Nefsi radiye: Rabbinden razı olan nefis
Nefsi mardiyye: Kendisinden razı olunan nefis
Nefsi kâmile safiye: Bütün kemal sıfatlarla sıfatlanan nefis
Kalbini safiyetini elde etmeye çalış (kalpte masiva kalmaması) bunu kısa
süre içinde elde edersin, nefis de kalbe tabi olarak hemen ıslah olup hemen
temizlenir tezkiye halini bulur. (M. Arabi Hz.)

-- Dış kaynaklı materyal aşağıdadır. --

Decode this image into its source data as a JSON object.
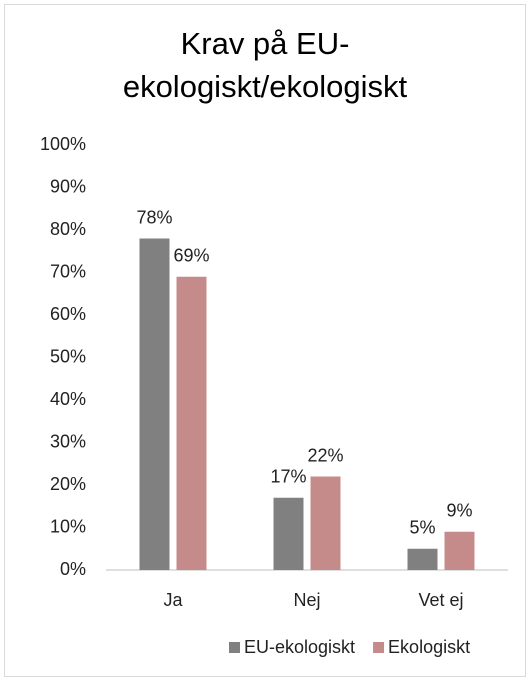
{
  "chart_data": {
    "type": "bar",
    "title": "Krav på EU-ekologiskt/ekologiskt",
    "categories": [
      "Ja",
      "Nej",
      "Vet ej"
    ],
    "series": [
      {
        "name": "EU-ekologiskt",
        "color": "#808080",
        "values": [
          78,
          17,
          5
        ],
        "value_labels": [
          "78%",
          "17%",
          "5%"
        ]
      },
      {
        "name": "Ekologiskt",
        "color": "#c58b8b",
        "values": [
          69,
          22,
          9
        ],
        "value_labels": [
          "69%",
          "22%",
          "9%"
        ]
      }
    ],
    "ylim": [
      0,
      100
    ],
    "yticks": [
      {
        "value": 0,
        "label": "0%"
      },
      {
        "value": 10,
        "label": "10%"
      },
      {
        "value": 20,
        "label": "20%"
      },
      {
        "value": 30,
        "label": "30%"
      },
      {
        "value": 40,
        "label": "40%"
      },
      {
        "value": 50,
        "label": "50%"
      },
      {
        "value": 60,
        "label": "60%"
      },
      {
        "value": 70,
        "label": "70%"
      },
      {
        "value": 80,
        "label": "80%"
      },
      {
        "value": 90,
        "label": "90%"
      },
      {
        "value": 100,
        "label": "100%"
      }
    ],
    "grid": false,
    "legend": "bottom"
  }
}
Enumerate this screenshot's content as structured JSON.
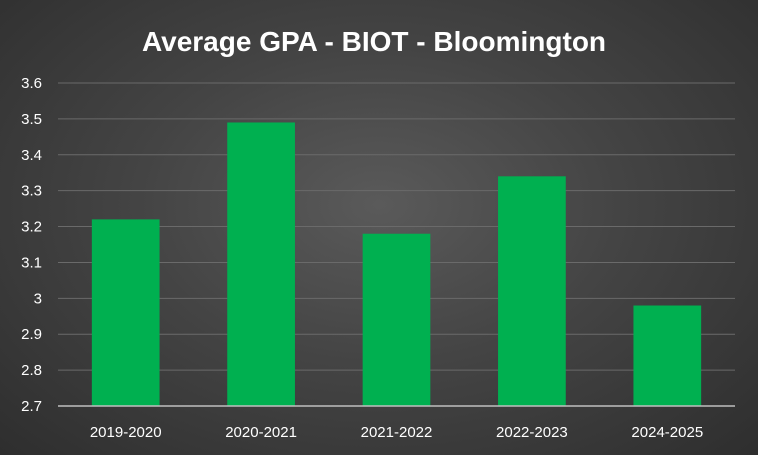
{
  "chart_data": {
    "type": "bar",
    "title": "Average GPA - BIOT - Bloomington",
    "xlabel": "",
    "ylabel": "",
    "categories": [
      "2019-2020",
      "2020-2021",
      "2021-2022",
      "2022-2023",
      "2024-2025"
    ],
    "values": [
      3.22,
      3.49,
      3.18,
      3.34,
      2.98
    ],
    "ylim": [
      2.7,
      3.6
    ],
    "y_ticks": [
      "2.7",
      "2.8",
      "2.9",
      "3",
      "3.1",
      "3.2",
      "3.3",
      "3.4",
      "3.5",
      "3.6"
    ],
    "grid": true,
    "legend": "none",
    "bar_color": "#00b050",
    "background_color": "#444444"
  }
}
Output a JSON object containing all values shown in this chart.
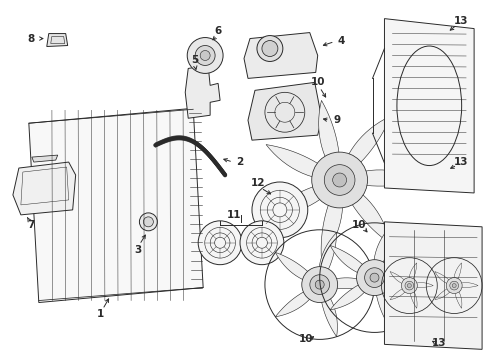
{
  "bg_color": "#ffffff",
  "line_color": "#2a2a2a",
  "lw": 0.7,
  "fig_w": 4.9,
  "fig_h": 3.6,
  "dpi": 100
}
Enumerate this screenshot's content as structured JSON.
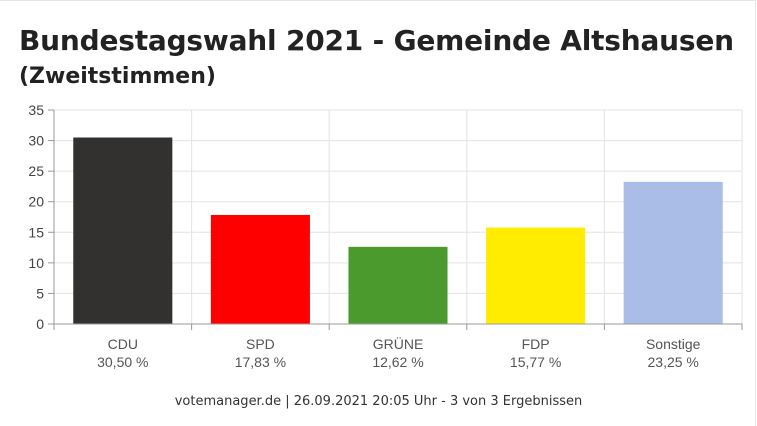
{
  "header": {
    "title": "Bundestagswahl 2021 - Gemeinde Altshausen",
    "subtitle": "(Zweitstimmen)"
  },
  "footer": {
    "text": "votemanager.de | 26.09.2021 20:05 Uhr - 3 von 3 Ergebnissen"
  },
  "chart_data": {
    "type": "bar",
    "title": "Bundestagswahl 2021 - Gemeinde Altshausen",
    "subtitle": "(Zweitstimmen)",
    "categories": [
      "CDU",
      "SPD",
      "GRÜNE",
      "FDP",
      "Sonstige"
    ],
    "values": [
      30.5,
      17.83,
      12.62,
      15.77,
      23.25
    ],
    "value_labels": [
      "30,50 %",
      "17,83 %",
      "12,62 %",
      "15,77 %",
      "23,25 %"
    ],
    "colors": [
      "#333130",
      "#ff0000",
      "#4a9a2e",
      "#ffec00",
      "#aabde6"
    ],
    "ylim": [
      0,
      35
    ],
    "yticks": [
      0,
      5,
      10,
      15,
      20,
      25,
      30,
      35
    ],
    "grid": true,
    "legend": "none"
  }
}
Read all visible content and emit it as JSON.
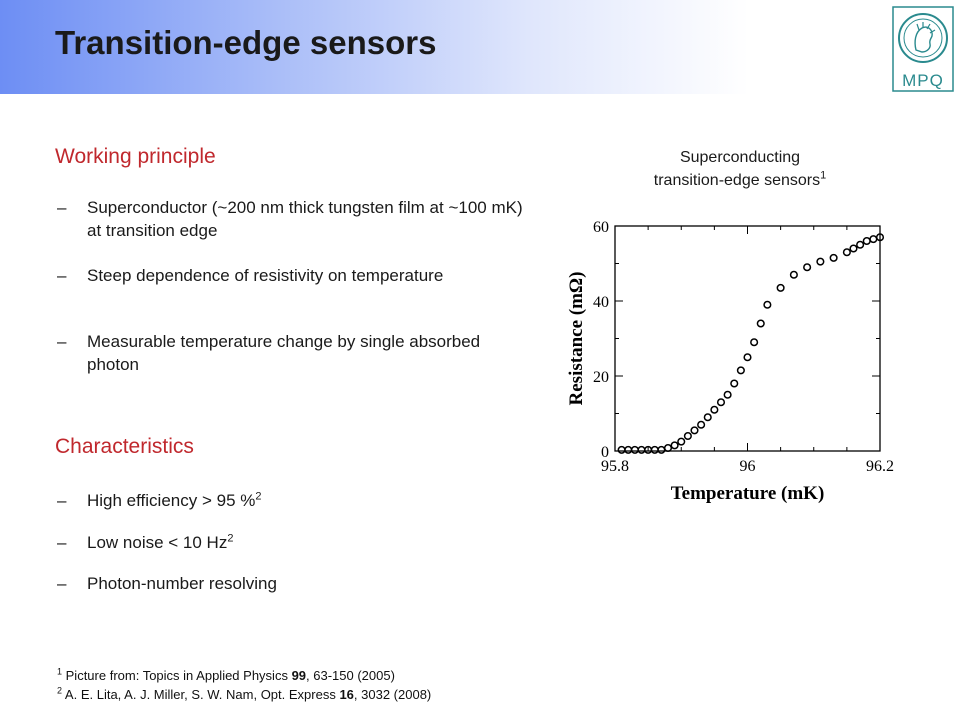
{
  "slide": {
    "title": "Transition-edge sensors",
    "logo_text": "MPQ"
  },
  "working_principle": {
    "heading": "Working principle",
    "bullets": [
      {
        "dash": "–",
        "text": "Superconductor (~200 nm thick tungsten film at ~100 mK) at transition edge"
      },
      {
        "dash": "–",
        "text": "Steep dependence of resistivity on temperature"
      },
      {
        "dash": "–",
        "text": "Measurable temperature change by single absorbed photon"
      }
    ]
  },
  "characteristics": {
    "heading": "Characteristics",
    "bullets": [
      {
        "dash": "–",
        "text": "High efficiency > 95 %",
        "sup": "2"
      },
      {
        "dash": "–",
        "text": "Low noise < 10 Hz",
        "sup": "2"
      },
      {
        "dash": "–",
        "text": "Photon-number resolving"
      }
    ]
  },
  "figure": {
    "caption_line1": "Superconducting",
    "caption_line2": "transition-edge sensors",
    "caption_sup": "1"
  },
  "footnotes": [
    {
      "sup": "1",
      "pre": "Picture from: Topics in Applied Physics ",
      "bold": "99",
      "post": ", 63-150 (2005)"
    },
    {
      "sup": "2",
      "pre": "A. E. Lita, A. J. Miller, S. W. Nam, Opt. Express ",
      "bold": "16",
      "post": ", 3032 (2008)"
    }
  ],
  "colors": {
    "heading_red": "#c0282d",
    "logo_teal": "#2a8a8e",
    "header_blue": "#6d8ef4"
  },
  "chart_data": {
    "type": "scatter",
    "title": "",
    "xlabel": "Temperature (mK)",
    "ylabel": "Resistance (mΩ)",
    "xlim": [
      95.8,
      96.2
    ],
    "ylim": [
      0,
      60
    ],
    "xticks": [
      "95.8",
      "96",
      "96.2"
    ],
    "yticks": [
      "0",
      "20",
      "40",
      "60"
    ],
    "grid": false,
    "marker": "open-circle",
    "points": [
      [
        95.81,
        0.3
      ],
      [
        95.82,
        0.3
      ],
      [
        95.83,
        0.3
      ],
      [
        95.84,
        0.3
      ],
      [
        95.85,
        0.3
      ],
      [
        95.86,
        0.3
      ],
      [
        95.87,
        0.3
      ],
      [
        95.88,
        0.8
      ],
      [
        95.89,
        1.5
      ],
      [
        95.9,
        2.5
      ],
      [
        95.91,
        4
      ],
      [
        95.92,
        5.5
      ],
      [
        95.93,
        7
      ],
      [
        95.94,
        9
      ],
      [
        95.95,
        11
      ],
      [
        95.96,
        13
      ],
      [
        95.97,
        15
      ],
      [
        95.98,
        18
      ],
      [
        95.99,
        21.5
      ],
      [
        96.0,
        25
      ],
      [
        96.01,
        29
      ],
      [
        96.02,
        34
      ],
      [
        96.03,
        39
      ],
      [
        96.05,
        43.5
      ],
      [
        96.07,
        47
      ],
      [
        96.09,
        49
      ],
      [
        96.11,
        50.5
      ],
      [
        96.13,
        51.5
      ],
      [
        96.15,
        53
      ],
      [
        96.16,
        54
      ],
      [
        96.17,
        55
      ],
      [
        96.18,
        56
      ],
      [
        96.19,
        56.5
      ],
      [
        96.2,
        57
      ]
    ]
  }
}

“Kalplerinde maraz vardır.”
(Bakara 10) ayeti kerimesiyle işaret edildiği gibi kalplerinde maraz olan
kimselere ibadet ve taat asla fayda vermez, hatta zarar verir. (Mahmud Efendi
Hz.)
“Hastaya şeker vermek günah olur. Çünkü ona acı ilaç fayda verecektir.”
(Sadi-i Şirazi Hz.)
Riyazat: Nefsin
arzularını yapmamaktır.
Mücahade: Nefsin
istemediği (İbadet, Az yemek, Az uyumak, Az konuşmak gibi) şeyleri yapmaktır.
“Mücahade” gönle gaflet arız oldukta giderip huzuru getirmek ve ihsan
zaten bu müşahadenin ismi olur. (İmam Efendi Hz. Mek.)
Riyazat sayesinde nefis her hangi bir yiyecek vb. aşırı hız göstermez.
Hırs görürse o şeyde sakıncalı bir durum vardır haram veya şüpheli gibi.
Az yiyip, Az içip, Az uyuyup, İhtiyaç ölçüsünde konuşup, Halktan tamamen
kopmadan, hayvani gıdaları tamamen kesmeden kendini sıfır görüp başkalarının en
küçük iyiliklerini büyük görüp kendi üzerinde görünen bütün olumlu özellikleri,
Allah’tan bilip, mürşidinin eserlerini okuyup, zikrini aksatmadan yapıp,
ibadetlerinde sürekli derinleşerek, nefsi arzularına devamlı muhalefet ederek
riyazet gerçekleşir. “Nefse hiç göz açtırmayın, ona acımayın bu yolda öleceksin
deyin, şu da var ki zamanında istiratınızı ediniz, kendinize gereken gıdayı
alınız.” (Mahmud
Efendi Hz.)
“Âlemi onu icad edene terk et.” (Muhyiddin-i Arabi Hz.)